The soldiers don’t believe Jesus is a real king; they are merely mocking Jesus when, after flogging him, they put a purple robe on his body and a crown of thorns on his head. Jesus’ own people do not recognize him as their king, and understandably so. Who has ever seen a king demand that an agent on duty place his sword back in its sheath, as Jesus did when Peter drew his sword the night before? No king chooses to be so vulnerable. And so the people cry, “We have no king but the emperor” (John 19:15). In the end, Jesus is crucified, with the words “Jesus of Nazareth, King of the Jews” displayed tauntingly on his cross. Out in the open, no canopy to protect from snipers, no protective detail encircling the cross, no plan to guard against contingencies, no place off limits.
Many Christians understandably resist referring to Jesus as “Lord” or “King.” These names suggest an authoritarian and controlling male figure who is distant from ordinary men, women, and children. It’s a fair critique of such traditional titles. But Rowan Williams, the former Archbishop of Canterbury, offers a different image of the title “Lord.” To say that Jesus is Lord of all can also mean, according to Williams, “that there is no situation in which [Jesus] is irrelevant or impotent. In all human experience, even the most hellish, he is there, his image can be found, as a point of creative protest, growth and change.” In other words, Jesus is far different from the lords and kings of this world; for there is no place that he will not go, no place that his love and his grace cannot be found.
On Good Friday, more so than on any other day, this is an audacious assertion to make. In fact, Richard Rohr says that the doctrine of the cross “pushes this [belief] to its utter limits.” He writes: “The cross says that God can and must be seen in all things, but most especially in the seemingly sinful, broken and tragic things. The place of the supposed worst becomes the place of the very best.
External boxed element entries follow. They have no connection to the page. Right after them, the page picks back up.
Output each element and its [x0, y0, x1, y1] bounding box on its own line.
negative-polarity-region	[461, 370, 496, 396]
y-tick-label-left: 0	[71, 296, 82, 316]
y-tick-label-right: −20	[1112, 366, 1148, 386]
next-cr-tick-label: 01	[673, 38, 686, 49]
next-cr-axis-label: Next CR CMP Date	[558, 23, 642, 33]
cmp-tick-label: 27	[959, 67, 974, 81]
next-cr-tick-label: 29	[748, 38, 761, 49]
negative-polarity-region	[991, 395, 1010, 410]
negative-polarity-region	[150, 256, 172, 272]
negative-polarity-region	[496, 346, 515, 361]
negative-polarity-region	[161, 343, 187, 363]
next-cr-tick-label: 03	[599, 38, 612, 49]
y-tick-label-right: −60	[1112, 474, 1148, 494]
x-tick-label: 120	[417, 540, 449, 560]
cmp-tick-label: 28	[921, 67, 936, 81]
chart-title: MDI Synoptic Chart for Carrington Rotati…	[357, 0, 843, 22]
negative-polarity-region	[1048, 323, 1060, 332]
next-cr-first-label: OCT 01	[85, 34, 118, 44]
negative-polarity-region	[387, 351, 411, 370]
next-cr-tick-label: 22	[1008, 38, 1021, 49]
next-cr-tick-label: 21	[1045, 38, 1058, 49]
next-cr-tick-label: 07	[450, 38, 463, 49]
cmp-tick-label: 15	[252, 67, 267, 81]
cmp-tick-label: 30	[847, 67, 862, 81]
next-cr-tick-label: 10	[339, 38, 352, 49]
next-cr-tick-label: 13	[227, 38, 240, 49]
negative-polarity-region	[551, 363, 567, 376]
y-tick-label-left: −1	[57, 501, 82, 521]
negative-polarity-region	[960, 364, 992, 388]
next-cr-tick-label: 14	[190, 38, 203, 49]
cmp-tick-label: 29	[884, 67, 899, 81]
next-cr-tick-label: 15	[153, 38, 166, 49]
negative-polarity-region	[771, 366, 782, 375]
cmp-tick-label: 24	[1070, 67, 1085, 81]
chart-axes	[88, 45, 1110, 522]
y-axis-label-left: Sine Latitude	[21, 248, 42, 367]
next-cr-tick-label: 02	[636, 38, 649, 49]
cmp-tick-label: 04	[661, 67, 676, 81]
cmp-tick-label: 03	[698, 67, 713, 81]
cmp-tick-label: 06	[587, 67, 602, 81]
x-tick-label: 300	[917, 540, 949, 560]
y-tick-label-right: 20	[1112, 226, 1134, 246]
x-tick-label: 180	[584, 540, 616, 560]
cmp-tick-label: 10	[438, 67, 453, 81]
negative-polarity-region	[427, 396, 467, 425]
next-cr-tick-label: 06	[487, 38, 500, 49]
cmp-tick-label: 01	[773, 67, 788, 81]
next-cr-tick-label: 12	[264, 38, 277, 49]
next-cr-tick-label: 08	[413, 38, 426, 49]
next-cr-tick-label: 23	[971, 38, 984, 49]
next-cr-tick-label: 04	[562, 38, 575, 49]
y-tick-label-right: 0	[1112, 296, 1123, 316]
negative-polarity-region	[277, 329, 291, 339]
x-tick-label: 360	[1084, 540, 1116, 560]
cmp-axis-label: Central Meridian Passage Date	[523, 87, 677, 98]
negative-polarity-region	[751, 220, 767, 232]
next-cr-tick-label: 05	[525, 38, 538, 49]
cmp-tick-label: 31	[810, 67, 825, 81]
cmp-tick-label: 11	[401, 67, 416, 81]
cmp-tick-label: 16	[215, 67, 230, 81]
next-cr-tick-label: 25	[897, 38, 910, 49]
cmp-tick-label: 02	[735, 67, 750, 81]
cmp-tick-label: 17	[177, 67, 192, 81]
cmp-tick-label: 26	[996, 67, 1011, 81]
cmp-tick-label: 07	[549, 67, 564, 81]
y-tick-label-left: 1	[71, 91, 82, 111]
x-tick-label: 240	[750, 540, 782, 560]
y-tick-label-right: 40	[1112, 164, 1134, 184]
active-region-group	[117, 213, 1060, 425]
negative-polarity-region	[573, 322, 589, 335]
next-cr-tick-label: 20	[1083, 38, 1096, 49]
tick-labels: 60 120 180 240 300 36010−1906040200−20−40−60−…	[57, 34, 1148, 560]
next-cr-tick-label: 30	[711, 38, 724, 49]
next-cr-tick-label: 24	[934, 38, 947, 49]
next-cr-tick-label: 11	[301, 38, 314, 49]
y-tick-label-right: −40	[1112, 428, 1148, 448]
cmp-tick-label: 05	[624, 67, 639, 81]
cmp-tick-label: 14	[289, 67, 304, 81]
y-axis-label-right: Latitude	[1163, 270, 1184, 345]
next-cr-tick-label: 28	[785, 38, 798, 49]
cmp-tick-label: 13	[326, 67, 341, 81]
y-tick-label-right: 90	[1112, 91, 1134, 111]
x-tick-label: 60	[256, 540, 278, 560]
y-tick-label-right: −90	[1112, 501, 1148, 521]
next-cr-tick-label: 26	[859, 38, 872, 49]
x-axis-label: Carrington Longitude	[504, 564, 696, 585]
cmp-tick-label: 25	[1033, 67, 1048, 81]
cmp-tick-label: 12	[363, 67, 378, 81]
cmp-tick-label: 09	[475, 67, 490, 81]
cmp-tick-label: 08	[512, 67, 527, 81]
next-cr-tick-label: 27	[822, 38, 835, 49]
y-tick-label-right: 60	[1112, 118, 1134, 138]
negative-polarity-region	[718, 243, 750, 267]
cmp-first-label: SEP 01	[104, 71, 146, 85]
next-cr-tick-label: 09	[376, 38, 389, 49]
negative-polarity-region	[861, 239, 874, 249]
The mystery of the cross teaches us to be prepared to be surprised about how and where God reveals God’s heart.”
As we look at Jesus on the cross, we see that God doesn’t take one look at the risky brokenness of the world and run away from it. Instead, God runs toward us and gathers up all our weaknesses and pain, traversing any boundary to do so. Our violence toward one another, our insecurities, our broken relationships, our false searches for truth and power, our failures, our lost dreams and hopes, our grief, and even our death – God is present with us in all of these. As we look at the cross, we see that none of these things can separate us from God. Maybe seeing this truth is part of what salvation’s all about. It is at least more than enough reason for us to call this painful, difficult day “good.”
 Anna Marum, “13 ways Secret Service agents keep the president safe when he travels,” OregonLive, May 6, 2015, http://www.oregonlive.com/politics/index.ssf/2015/05/13_ways_secret_service_agents.html.
 Zeke J. Miller, “Secret Service Has ‘Elevator Manifest’ for Every Presidential Trip,” TIME, October 2, 2014, http://time.com/3456824/secret-service-has-elevator-manifest-for-every-presidential-trip/.
 Rowan Williams, Truce of God (Grand Rapids: Eerdmans, 2005) 30-31.
 Richard Rohr, Hope Against Darkness: The Transforming Vision of Saint Francis in an Age of Anxiety (Cincinnati: St. Anthony Messenger Press, 2001) 54.